Microsoft had issues with its datacenter near San Antonio, Texas yesterday -- some of which are still ongoing -- that led to some of the server and network infrastructure equipment operating in that facility to shut down, impacting multiple major cloud services for many of its customers.
The cause was a lightning strike resulting from severe storms in the area that led to what Microsoft describes as a "power voltage increase that impacted cooling systems." With cooling systems being critical in a data center, the loss of cooling meant that Microsoft's automated data center procedures to keep data and hardware from being lost or damaged began a "structured power down process." By 11:40 AM Microsoft had restored power to the affected buildings and the systems were coming back online.
The result of that shutdown meant that some Azure customers with workloads running in that data center were unable to access their services and the cooling issues also affected infrastructure that was serving some Office 365 users. Users that required Microsoft Active Directory to log into their accounts were also hit. During the entire process, Microsoft had promised to keep users apprised of its efforts to restore full functionality. The rub for people keeping an eye on what was going on is that the Azure service status page, where the promised status updates post, was also down several times during the outage.

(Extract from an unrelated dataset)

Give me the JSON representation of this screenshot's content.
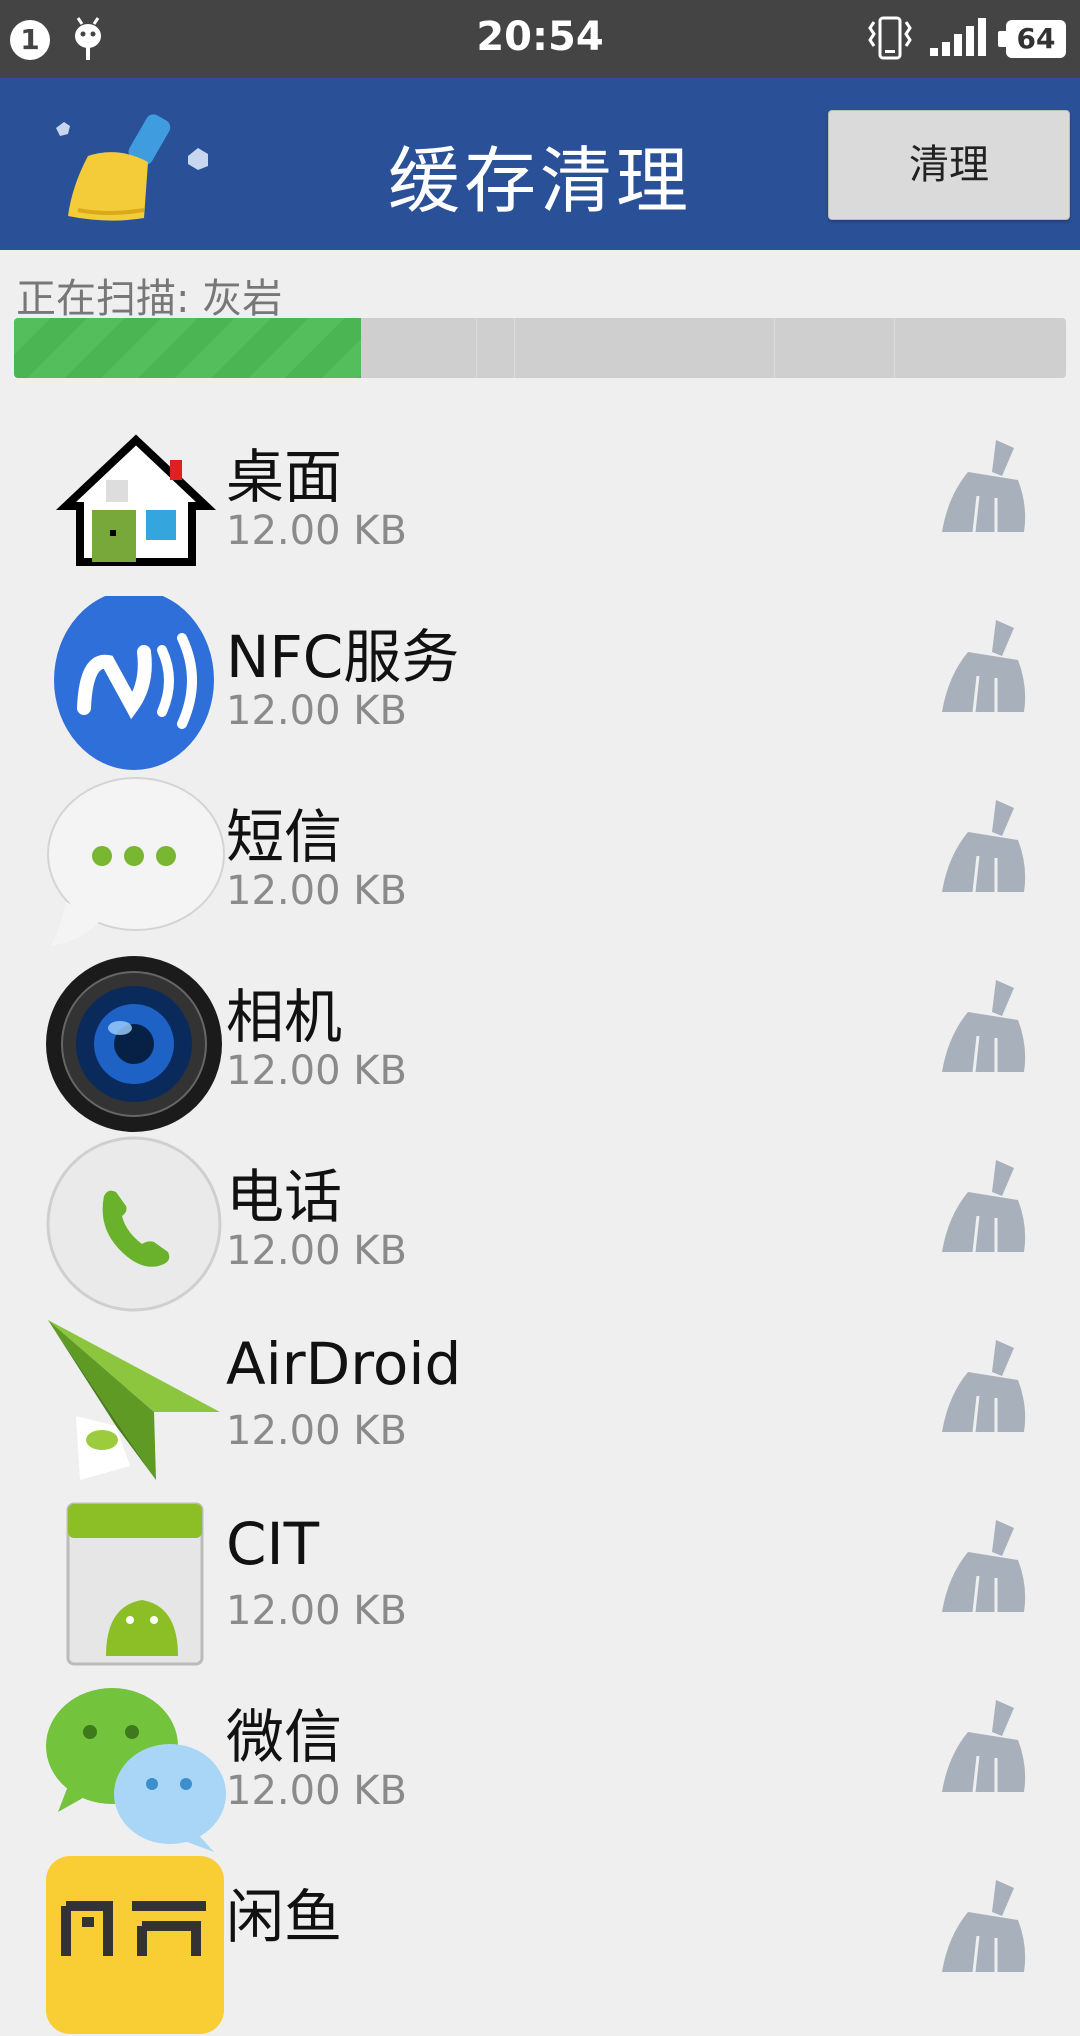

Multiple other Microsoft services were affected by the outage including Visual Studio Team Services in multiple regions; Xbox Live and OneDrive also had issues for some users. Microsoft was still trying to get services back online as of 3:15 PM yesterday afternoon. As of writing this morning (9/5/18), Microsoft has yet to recover completely from the outage. The Azure Status page notes that engineers are still working to recover impacted Azure Storage scale units in the data center and to recover remaining Storage-dependent services in the South Central U.S.